Mark Harris had a great article for The Cut about the power and vulnerability of elderly people right now. Below are excerpts.

Each day’s headlines jolt us with the same unnerving reality: There has never, in the history of the Republic, been a stranger time to be old. We live in a kind of gerontocracy that feels both accidental and deeply entrenched.

The futures of all Americans are largely in the hands of people who are entering, or well into, what one of my uncles used to call “the bonus round.” And yet the aged, at the height of their power and disinclined to relax their grip on it — just look at who votes — have also never been more vulnerable.
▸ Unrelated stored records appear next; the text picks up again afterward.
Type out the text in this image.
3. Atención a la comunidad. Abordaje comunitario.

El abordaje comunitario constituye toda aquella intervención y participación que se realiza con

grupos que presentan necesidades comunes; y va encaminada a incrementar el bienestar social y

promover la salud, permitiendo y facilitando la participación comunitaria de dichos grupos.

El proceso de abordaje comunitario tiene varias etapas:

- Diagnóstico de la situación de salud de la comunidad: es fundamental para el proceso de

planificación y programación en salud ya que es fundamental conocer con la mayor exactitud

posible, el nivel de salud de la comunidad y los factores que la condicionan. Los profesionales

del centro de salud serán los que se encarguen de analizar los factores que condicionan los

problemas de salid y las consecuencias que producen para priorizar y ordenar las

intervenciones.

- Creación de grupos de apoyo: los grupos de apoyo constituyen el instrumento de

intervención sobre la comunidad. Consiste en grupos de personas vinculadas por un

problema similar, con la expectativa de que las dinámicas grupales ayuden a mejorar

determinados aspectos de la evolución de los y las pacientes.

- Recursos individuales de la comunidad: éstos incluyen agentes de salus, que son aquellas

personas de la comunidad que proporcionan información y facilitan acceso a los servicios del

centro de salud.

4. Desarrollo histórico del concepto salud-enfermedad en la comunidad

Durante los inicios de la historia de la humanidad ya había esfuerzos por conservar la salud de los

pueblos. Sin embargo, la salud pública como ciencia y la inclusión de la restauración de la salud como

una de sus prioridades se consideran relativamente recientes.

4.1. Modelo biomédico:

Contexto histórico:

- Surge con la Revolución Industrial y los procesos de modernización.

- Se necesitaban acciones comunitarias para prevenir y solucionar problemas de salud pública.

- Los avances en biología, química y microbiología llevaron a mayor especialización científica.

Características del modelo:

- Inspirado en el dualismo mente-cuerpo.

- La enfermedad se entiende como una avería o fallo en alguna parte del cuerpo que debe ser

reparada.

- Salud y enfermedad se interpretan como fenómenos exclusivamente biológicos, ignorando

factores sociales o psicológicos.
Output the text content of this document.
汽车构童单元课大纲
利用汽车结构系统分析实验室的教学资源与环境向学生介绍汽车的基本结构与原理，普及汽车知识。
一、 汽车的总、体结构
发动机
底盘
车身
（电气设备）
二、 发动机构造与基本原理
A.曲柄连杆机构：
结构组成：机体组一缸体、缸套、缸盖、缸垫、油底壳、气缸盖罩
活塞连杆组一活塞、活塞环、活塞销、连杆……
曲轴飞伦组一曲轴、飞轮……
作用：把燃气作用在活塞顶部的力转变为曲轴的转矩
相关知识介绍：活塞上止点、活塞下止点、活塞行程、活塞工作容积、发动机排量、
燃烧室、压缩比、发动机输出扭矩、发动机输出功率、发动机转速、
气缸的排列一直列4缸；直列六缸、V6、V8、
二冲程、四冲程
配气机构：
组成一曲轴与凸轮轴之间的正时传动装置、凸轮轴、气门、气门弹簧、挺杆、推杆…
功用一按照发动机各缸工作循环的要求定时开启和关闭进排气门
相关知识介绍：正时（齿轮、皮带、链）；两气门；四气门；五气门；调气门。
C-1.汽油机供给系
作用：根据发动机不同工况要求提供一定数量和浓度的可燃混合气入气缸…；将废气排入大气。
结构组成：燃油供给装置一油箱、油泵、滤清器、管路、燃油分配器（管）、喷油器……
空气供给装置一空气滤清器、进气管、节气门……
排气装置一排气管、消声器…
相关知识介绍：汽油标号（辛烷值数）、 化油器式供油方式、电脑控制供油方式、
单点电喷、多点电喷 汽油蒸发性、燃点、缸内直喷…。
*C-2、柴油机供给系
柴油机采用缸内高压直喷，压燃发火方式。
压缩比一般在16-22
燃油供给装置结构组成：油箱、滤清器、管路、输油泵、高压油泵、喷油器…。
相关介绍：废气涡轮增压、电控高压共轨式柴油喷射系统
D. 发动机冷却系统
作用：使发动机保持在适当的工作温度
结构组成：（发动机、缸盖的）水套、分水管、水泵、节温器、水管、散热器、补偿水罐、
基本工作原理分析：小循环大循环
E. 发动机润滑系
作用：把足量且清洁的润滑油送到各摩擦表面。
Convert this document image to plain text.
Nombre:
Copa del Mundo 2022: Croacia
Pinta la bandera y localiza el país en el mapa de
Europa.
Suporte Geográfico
Almost 60 percent of those who have died from COVID-19 in the U.S. were 75 or older. Almost 80 percent were age 65 or older. Residents of nursing homes or assisted-living facilities have made up as many as half the fatalities in some areas of the country, and the reaction among many people, either by implication or outright declaration, has been, “See? That means most of us have nothing to worry about!”

This virus continues to rob old people of their futures — futures they are as entitled to invest with hope and energy as anyone else. Because the elderly are both a hardy and a precarious population — one that is depleted every day even as it welcomes new members to its ranks — it has become easy for some people to treat them as both more and less than human; they’re either a population of noble Yodas we can mine for every nugget of gnomic sagacity before we discard them, or they’re obstructions interposed between the idealistic and/or selfish and the things they respectively crave.

“They” are us, only with more miles, more wrinkles, more history, more joint pain, sometimes more money, often more knowledge, almost always more perspective. If we’re very fortunate, one day we will become them, even if, as a 98-year-old neighbor told me a few years ago on his way out for a short walk, “I know what you’re thinking. But believe me, it’s no picnic.”